既に夜は明けていたが、ホームズはまだベッドの上で膝を抱えていた。

今日はアイリーンとロージーホールを訪れる予定だった。

ワトソンには兄に会うとだけ伝えてある。

事件を早く解決して、兄に認めてもらいたい。

けれど捜査には出たくない。

相反する二つの気持ちに挟まれ、ホームズは膝に顔を埋めた。

ノックの音がして、新聞を片手にワトソンが入ってきた。

「珍しく寝坊か?」

「ワトソンさん……」

ワトソンは窓を開けて空気を入れ替えると、ベッドサイドに寄ってホームズの顔を覗き込んだ。

「今日もディオゲネスにいくんだろう? 昨日マイクロフトに頼んだ調査の結果を聞きに」

ホームズは黙っていた。

「待たせると怒るぞ。あの男は時間にはうるさいからな」

「あの……」

「ん?」

「今日はその……山羊座は運勢が悪いみたいで……」

「ほう」ワトソンはジロリと彼女を見た。

「運勢が悪いからマイクロフトに会うのは止める、と?」

言い訳の続きを待たずに、ワトソンは手にした新聞紙を素早く丸めてホームズの後頭部をスパンとはたいた。

「痛い……!」

ホームズは両手で頭を押さえた。

「ったく……」ワトソンは呆れたように言うと、くるりと背を向けた。

「いいさ。じゃあ俺が代わりに行って、お前の可愛い妹は会いたくないそうだと伝えておいてやる」

「やっ……! ま、待って下さいワトソンさん!」

ワトソンがアイリーンと鉢合わせしたら、とんでもないことになる。発砲事件になりかねない。

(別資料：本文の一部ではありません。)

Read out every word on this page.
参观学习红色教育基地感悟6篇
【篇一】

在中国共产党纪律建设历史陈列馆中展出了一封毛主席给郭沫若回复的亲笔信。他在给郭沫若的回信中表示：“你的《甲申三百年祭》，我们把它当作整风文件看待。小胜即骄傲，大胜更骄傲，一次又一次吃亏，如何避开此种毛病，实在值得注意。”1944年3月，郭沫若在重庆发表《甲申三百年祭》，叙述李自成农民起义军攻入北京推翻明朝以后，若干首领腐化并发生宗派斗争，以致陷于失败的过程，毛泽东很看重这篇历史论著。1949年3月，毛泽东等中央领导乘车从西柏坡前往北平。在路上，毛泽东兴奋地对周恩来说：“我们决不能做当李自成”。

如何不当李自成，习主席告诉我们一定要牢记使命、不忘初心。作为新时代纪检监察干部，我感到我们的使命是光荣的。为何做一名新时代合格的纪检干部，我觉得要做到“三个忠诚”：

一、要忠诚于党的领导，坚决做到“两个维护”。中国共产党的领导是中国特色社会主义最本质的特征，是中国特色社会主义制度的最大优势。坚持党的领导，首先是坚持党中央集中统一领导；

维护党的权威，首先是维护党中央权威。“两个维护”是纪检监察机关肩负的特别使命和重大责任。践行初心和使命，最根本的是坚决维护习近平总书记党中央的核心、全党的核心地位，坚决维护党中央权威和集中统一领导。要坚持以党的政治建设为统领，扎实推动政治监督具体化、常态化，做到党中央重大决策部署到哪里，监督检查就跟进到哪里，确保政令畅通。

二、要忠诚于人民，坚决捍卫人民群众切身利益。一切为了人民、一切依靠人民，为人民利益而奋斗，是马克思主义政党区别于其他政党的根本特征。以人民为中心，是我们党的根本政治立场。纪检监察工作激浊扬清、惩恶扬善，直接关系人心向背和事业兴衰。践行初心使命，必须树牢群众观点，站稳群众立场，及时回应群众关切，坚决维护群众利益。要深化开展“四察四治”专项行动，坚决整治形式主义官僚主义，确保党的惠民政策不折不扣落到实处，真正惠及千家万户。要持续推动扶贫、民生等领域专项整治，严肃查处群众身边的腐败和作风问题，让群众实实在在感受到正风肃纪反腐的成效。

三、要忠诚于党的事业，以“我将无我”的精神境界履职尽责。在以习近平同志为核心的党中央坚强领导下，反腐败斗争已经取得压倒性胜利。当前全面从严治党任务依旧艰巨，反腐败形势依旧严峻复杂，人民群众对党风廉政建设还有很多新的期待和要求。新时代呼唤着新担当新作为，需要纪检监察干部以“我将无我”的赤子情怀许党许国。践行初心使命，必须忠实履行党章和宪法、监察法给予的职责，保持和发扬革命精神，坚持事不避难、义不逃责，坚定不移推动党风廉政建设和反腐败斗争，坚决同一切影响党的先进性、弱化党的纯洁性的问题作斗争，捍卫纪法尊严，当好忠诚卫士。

ホームズは慌ててベッドから飛び出したが、ナイトシャツの裾を踏みつけてそのまま床に倒れ込んだ。

「ふみゃっ!」

振り返ったワトソンは、うつ伏せに倒れたままの彼女を見て吹き出しそうになった。

「裾上げした方が良いんじゃないか?」

「……っ!」

ホームズはガバッと立ち上がり、ワトソンに向かって叫んだ。

「あのっ、私、行きますから! すぐ仕度します!」

そして、ワトソンを押し出すように部屋から追い出し、バタバタと着替えを始めた。